The Personal Travel Agents has launched a bespoke river cruise toolkit to boost sales in the lucrative sector that was described as “an area of significant untapped potential” at what was the homeworking agency’s 11th annual conference.
Whittle highlighted how river cruise customers are “very loyal”, while noting many fewer existing or potential clients have experienced a river sailing.
"We’ve identified river cruise as an area where we know we can grow because our PTAs have got the customers for it,” Whittle continued. “It’s an area where they can make a booking for more than £10,000. River cruise is a way for us to move forward.”
The conference was the first PTA event of its kind to be held on a river cruise ship. “There’s an opportunity for the PTAs to sell more upscale cruise and river cruise products, and the toolkit will help them to do just that,” Whittle added.
The toolkit, available via the PTAs' central SharePoint platform, provides homeworkers with all the river cruise information that they need in one place.
It covers why agents should sell river cruising to their customers, how to generate interest among customers and what different suppliers offer, while featuring supplier contact details. There is also a section on the cruise sector's trade association Clia.
“There was no better way to showcase [the toolkit] than on the beautiful, five-star Joie de Vivre, where agents were fully immersed in the river cruise experience that Uniworld curates so well,” Whittle added.

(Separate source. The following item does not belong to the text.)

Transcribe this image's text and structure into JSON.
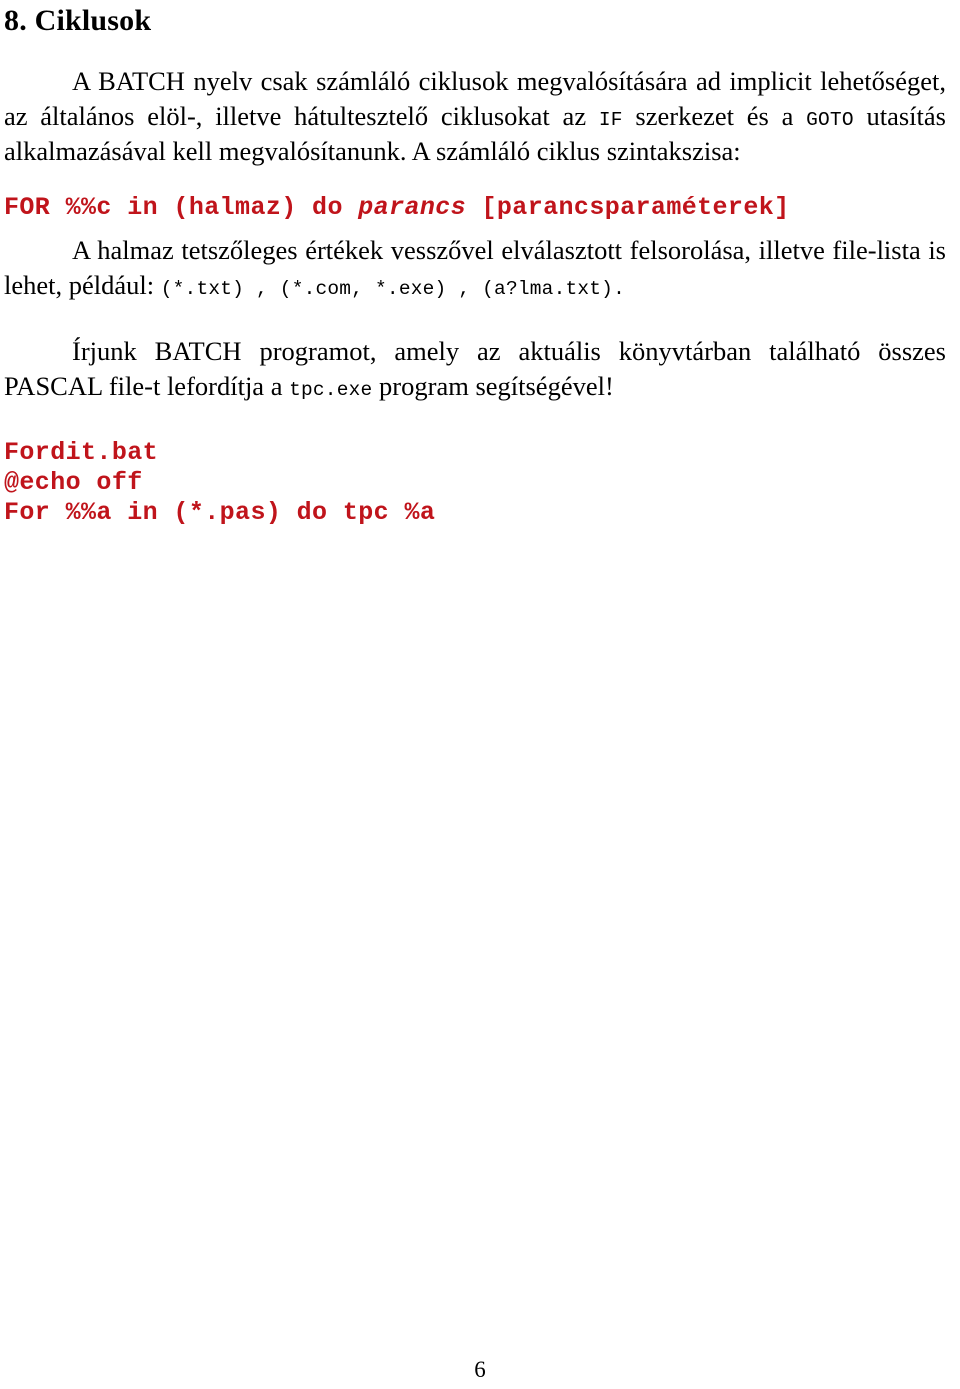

Sustainability was another focus for the PTAs out in Paris. There was a ban on balloons; delegates were urged to re-use existing outfits from their wardrobe, rather than buying new ones; and the venue was chosen due to its proximity to the UK.
“We try to focus on these smaller things so it all adds up,” added Whittle, who highlighted how PTAs collected 78kg of rubbish from a beach clean in Margate last summer. And there's more to come next year.
"In 2024, we’ll focus on canal and forest clean-ups to compliment the beach clean programme we do,” Whittle revealed. “Obviously, we’ve got a lot of agents who do not live near the beach.”
Elsewhere, Whittle and her management team want to grow the agency’s “Big PTA Work Together” programme. Earlier this year, PTAs gathered at the agency’s head office in Walsall over two days to help them learn from each other, but next year Whittle plans to host “Work Together” events across the country.
“It was really well received,” she added. “Next year, though, we’re going to expand the initiative and will use local venues. All you really need is WiFi. We might even gate crash some of our operating partners.”
With business buoyant and Whittle setting out a clear path ahead, how does she feel peaks will play out? “We’ve felt resilient to the cost of living challenges,” she explained. “There is nothing to suggest peaks will be anything but positive.”